Wir gingen Silvester auf die Straße, um dem Feuerwerk beizuwohnen und um unseren bescheidenen Beitrag dazu zu leisten. Plötzlich rückte besagte Nachbarin ganz klandestin näher, schaute uns erstaunt an, schwieg eine Weile, um dann plötzlich hervorzubringen. „Woher könnt ihr denn die deutschen Lieder?“
Uns stand die Sprachlosigkeit ins Gesicht geschrieben (was allerdings nicht auf die schwachen Deutschkenntnisse zurückzuführen ist). Wir hatten zwar auch unsere Gesangskunst in privater Atmosphäre zum Besten gegeben, aber das konnte doch unmöglich über die Straße geschallt haben.

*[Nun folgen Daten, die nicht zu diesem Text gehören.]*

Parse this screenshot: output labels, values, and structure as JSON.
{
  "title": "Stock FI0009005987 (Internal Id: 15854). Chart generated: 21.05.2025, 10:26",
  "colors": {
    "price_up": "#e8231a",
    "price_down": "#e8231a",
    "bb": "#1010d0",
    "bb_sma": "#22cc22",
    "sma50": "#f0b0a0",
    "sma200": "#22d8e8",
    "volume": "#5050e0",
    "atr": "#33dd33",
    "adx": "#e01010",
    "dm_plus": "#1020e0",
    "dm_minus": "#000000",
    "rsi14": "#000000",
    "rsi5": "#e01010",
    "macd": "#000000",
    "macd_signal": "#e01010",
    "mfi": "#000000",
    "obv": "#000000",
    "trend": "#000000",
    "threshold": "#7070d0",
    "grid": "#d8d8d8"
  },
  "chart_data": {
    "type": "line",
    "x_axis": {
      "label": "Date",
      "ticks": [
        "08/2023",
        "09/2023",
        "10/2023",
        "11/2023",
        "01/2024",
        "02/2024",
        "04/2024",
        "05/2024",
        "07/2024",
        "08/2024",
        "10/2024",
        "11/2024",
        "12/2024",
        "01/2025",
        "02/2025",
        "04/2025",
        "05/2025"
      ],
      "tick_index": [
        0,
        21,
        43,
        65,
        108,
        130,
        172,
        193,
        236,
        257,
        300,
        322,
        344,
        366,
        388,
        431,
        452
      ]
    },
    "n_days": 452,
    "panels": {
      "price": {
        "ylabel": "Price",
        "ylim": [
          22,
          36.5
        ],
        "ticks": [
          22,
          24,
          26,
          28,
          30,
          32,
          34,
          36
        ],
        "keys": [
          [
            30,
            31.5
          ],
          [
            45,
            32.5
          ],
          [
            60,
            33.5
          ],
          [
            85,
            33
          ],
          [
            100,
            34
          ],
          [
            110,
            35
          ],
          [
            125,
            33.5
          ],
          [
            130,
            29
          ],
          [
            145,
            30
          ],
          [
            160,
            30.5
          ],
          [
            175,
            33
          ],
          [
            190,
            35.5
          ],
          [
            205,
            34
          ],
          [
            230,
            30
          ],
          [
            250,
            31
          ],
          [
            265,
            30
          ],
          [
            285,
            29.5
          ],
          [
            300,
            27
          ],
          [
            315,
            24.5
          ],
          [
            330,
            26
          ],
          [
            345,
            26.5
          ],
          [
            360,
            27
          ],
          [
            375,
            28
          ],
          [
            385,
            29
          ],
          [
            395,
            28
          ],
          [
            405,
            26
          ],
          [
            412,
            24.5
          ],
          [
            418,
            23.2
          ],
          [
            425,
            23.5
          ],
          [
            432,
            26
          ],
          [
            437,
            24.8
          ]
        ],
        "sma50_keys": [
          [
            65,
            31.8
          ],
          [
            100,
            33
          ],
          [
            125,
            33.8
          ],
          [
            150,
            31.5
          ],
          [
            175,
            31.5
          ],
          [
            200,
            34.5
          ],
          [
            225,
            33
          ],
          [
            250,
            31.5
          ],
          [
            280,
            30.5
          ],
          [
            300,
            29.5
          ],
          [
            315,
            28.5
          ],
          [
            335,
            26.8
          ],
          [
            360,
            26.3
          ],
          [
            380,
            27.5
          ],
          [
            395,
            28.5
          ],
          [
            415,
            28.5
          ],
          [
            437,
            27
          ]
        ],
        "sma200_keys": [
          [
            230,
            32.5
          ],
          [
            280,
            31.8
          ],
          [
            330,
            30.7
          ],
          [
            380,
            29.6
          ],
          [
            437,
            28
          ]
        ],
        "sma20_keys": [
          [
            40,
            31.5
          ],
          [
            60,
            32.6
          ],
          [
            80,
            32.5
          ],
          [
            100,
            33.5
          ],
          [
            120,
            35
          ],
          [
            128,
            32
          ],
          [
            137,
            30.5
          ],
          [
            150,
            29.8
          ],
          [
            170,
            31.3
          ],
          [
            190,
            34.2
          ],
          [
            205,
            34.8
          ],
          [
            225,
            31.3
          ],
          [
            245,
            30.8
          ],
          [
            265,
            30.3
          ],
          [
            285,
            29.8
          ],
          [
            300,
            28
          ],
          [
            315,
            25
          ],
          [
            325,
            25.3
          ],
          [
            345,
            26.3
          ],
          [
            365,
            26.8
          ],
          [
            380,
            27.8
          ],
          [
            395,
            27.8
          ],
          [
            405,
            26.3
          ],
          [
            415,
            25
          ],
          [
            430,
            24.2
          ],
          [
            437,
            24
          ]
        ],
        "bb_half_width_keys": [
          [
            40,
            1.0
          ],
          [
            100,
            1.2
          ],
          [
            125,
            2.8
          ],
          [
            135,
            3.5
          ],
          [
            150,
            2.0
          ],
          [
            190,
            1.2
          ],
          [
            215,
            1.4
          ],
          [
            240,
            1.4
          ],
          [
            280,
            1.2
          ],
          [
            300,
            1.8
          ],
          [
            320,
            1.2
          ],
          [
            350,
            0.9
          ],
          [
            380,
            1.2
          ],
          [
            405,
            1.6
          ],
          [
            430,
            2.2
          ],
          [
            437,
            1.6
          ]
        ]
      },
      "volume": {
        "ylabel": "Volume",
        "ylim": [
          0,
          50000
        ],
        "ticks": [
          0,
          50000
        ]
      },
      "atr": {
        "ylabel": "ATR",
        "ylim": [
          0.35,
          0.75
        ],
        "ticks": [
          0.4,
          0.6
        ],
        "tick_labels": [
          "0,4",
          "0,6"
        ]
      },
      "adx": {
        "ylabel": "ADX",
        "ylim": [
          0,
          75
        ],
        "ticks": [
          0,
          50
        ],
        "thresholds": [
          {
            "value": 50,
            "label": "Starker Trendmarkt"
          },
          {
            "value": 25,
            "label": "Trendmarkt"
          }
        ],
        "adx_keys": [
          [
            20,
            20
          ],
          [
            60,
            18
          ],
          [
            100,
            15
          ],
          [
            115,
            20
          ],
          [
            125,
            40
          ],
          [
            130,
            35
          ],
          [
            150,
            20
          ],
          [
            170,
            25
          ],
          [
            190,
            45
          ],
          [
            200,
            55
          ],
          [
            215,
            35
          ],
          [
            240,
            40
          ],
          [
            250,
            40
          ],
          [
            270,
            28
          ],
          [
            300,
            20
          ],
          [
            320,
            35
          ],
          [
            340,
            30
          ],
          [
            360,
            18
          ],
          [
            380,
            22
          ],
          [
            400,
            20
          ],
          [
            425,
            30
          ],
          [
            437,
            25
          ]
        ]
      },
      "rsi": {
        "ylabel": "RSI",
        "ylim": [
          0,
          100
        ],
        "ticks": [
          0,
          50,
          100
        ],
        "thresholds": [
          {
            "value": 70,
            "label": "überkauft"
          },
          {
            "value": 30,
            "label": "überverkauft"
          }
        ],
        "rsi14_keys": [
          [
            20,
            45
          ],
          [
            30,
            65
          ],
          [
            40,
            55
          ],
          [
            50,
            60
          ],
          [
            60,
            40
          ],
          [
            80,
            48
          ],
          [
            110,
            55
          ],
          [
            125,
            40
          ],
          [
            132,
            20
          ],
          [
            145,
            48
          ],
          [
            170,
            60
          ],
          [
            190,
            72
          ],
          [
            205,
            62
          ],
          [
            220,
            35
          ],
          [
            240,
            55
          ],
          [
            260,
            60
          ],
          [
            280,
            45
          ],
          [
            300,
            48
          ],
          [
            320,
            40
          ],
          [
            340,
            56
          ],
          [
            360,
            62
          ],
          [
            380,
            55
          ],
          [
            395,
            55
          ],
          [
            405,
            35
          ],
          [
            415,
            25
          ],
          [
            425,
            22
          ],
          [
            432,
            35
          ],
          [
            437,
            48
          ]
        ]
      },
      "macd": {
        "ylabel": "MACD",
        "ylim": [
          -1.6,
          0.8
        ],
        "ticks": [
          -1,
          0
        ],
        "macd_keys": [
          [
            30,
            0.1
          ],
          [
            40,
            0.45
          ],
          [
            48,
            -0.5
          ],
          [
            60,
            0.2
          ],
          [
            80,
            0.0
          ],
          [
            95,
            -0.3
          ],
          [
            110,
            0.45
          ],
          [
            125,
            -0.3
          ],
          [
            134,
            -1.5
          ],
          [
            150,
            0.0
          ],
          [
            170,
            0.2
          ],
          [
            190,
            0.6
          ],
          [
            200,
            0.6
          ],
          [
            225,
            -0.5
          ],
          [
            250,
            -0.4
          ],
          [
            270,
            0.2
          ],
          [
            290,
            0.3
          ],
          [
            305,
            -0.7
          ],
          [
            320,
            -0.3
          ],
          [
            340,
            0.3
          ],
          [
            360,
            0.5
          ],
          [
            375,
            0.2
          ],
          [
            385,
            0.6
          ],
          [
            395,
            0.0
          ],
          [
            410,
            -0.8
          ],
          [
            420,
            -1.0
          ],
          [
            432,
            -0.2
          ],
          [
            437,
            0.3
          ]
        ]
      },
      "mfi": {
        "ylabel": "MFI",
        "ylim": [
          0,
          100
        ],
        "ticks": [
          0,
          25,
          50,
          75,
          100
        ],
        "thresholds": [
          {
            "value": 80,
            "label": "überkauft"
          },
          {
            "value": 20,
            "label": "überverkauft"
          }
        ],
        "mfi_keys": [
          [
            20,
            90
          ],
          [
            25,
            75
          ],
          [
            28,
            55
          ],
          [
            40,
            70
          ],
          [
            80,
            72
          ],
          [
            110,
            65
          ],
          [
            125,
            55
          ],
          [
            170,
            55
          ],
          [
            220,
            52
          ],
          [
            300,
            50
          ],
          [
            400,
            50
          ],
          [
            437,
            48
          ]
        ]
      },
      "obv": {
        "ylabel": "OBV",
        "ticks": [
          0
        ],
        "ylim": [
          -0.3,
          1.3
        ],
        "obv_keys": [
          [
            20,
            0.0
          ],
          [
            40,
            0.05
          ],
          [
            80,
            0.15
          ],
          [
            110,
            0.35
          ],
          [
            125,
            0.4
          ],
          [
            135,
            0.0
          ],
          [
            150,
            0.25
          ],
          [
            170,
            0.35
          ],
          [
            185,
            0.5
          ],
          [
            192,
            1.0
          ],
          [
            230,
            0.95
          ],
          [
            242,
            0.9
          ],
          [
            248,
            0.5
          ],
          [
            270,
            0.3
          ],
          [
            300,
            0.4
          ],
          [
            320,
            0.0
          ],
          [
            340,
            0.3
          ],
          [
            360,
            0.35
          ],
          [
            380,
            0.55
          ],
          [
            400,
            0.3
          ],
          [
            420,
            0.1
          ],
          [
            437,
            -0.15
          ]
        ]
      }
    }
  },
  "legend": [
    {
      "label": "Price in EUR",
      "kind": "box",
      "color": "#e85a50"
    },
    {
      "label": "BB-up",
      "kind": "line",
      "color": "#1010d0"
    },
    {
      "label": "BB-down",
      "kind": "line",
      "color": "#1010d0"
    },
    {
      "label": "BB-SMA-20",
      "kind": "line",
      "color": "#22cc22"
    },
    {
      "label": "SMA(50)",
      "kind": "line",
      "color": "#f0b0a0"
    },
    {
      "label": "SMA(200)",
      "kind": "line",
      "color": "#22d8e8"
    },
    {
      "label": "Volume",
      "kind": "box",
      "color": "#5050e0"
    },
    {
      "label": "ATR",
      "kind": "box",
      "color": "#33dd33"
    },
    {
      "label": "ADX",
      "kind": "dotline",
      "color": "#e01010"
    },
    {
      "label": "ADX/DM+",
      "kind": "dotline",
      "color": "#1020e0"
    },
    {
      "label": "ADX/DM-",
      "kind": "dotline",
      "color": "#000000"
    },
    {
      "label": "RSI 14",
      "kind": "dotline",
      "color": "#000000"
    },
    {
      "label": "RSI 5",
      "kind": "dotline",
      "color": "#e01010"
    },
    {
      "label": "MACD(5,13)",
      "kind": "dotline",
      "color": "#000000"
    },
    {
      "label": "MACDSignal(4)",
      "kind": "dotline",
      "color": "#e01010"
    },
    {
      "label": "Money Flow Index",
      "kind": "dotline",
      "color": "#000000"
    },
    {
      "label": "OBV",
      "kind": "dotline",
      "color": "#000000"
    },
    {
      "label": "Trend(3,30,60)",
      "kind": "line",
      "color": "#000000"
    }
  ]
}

Um die angespannte Stille zu durchbrechen, schob sie nach: „Ich meine an Weihnachten“. Jetzt kam Licht ins Dunkeln. Wir waren ihr an Weihnachten in der Kirche begegnet, als wir die Aufführung meiner Nichte im Kirchenchor besuchten. Hätten wir es uns leicht machen wollen, hätten wir antworten können, weil die Texte auf einem Beamer an die Kirchenwand geworfen wurden. Das hätte allerdings die Frage nach sich ziehen können, woher der türkischstämmige Teil meiner Familie seine Lesefähigkeiten hätte. Ihr wurde es wohl etwas unwohl zumute, sodass sie uns verlegen die Hand entgegenstreckte und hastig ein frohes neues Jahr wünschte.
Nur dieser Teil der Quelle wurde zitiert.